Some flights to and from France and flying into French airspace are likely to be affected.

EasyJet has said it has been “advised” of the strike, and said: “We expect that there will be delays and cancellations due to the industrial action, therefore we advise all customers to check the status of their flight on our flight tracker.”

Ryanair has also apologised for “inconvenience caused by this national strike”, and said it had been “forced to cancel a number of flights”.

Air France said it was planning to operate “almost 80% of our domestic flights from and to Paris Orly”, as well as all long-haul flights, and all flights to and from Paris Charles de Gaulle.

Yet, it said “last minute delays and cancellations cannot be excluded”.


Around 25% of teachers are expected to strike today, according to the education minister; although unions had planned for that number to be closer to 50%. In Paris, 178 out of 600 schools are expected to be closed, with up to 60% of teachers declaring they would strike.

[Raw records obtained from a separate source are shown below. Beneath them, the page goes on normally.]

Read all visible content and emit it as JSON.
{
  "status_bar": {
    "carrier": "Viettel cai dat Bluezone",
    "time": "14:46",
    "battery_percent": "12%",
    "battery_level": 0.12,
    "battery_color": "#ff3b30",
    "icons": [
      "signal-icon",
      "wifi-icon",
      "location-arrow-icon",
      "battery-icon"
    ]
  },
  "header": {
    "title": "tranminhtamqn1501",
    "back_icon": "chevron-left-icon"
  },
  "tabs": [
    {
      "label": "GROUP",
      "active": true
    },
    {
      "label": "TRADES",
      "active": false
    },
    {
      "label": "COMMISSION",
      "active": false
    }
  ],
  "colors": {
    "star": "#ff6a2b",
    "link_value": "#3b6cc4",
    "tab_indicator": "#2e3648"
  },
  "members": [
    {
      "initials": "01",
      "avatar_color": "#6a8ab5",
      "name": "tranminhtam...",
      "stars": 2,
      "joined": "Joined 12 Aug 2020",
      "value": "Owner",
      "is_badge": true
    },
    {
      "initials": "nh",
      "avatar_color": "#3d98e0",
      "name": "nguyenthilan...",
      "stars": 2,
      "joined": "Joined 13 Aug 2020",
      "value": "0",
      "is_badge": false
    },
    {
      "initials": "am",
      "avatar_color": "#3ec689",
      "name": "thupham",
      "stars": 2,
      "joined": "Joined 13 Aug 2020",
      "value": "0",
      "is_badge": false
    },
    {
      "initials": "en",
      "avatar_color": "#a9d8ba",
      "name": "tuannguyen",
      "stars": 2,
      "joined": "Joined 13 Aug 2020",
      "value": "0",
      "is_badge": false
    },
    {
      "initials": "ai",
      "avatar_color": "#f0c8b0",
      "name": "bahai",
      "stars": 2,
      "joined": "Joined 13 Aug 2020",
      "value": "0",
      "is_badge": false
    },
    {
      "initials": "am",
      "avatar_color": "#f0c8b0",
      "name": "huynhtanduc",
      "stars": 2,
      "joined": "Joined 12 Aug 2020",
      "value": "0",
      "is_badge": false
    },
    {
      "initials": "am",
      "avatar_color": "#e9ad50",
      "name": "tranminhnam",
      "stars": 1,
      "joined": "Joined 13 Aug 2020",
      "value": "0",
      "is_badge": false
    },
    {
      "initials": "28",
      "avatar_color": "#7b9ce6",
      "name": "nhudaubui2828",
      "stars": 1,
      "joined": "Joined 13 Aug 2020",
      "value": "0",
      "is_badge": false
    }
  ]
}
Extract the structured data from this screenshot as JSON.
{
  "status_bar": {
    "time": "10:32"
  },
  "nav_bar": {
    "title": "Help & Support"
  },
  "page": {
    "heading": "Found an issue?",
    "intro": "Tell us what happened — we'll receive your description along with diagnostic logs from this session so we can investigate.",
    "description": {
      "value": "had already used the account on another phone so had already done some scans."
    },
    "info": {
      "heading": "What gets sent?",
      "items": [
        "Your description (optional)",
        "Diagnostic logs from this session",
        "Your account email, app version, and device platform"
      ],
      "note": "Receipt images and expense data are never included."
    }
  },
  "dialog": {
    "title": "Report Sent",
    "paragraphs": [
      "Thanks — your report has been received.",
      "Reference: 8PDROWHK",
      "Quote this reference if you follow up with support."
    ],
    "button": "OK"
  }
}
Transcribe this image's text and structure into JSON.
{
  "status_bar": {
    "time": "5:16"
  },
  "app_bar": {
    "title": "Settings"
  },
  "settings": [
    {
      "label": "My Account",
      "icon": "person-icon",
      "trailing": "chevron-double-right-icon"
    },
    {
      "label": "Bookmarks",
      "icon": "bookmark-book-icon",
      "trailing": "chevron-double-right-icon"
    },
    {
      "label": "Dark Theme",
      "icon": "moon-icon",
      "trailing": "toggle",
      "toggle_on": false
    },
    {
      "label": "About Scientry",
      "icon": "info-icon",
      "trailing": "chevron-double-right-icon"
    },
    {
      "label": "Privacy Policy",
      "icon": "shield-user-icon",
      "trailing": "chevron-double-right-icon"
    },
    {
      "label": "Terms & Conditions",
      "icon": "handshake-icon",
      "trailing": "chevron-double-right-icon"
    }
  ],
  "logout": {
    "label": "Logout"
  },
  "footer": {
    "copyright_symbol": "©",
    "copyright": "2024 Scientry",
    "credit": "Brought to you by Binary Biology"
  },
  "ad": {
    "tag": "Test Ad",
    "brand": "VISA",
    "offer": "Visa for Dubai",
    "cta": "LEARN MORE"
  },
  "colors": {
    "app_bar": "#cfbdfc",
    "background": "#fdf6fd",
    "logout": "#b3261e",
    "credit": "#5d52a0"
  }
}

Additional action among hospital staff today has been planned ever since the first day of mass strikes on December 5. The movement continues after nearly nine months of striking among emergency service workers.

According to an open letter by “hospital doctors of all specialties, in all hospitals, from all regions” feel that “we may have rung the alarm, but stretched conditions became austerity, and austerity then became poverty...the real minister for health is at [finance ministry] Bercy.”


Seven firefighter unions have said they will continue to strike, with intentions to continue action into January. They are presenting a number of grievances, including higher bonuses for dangerous jobs, and more protection against abuse while out on emergency calls.


Barristers council Le Conseil National des Barreaux is continuing to join the movement, and has condemned “the indifference of the Prime Minister and his government, deaf to the anger expressed by lawyers who have built an autonomous, strong and virtuous retirement system of our own”.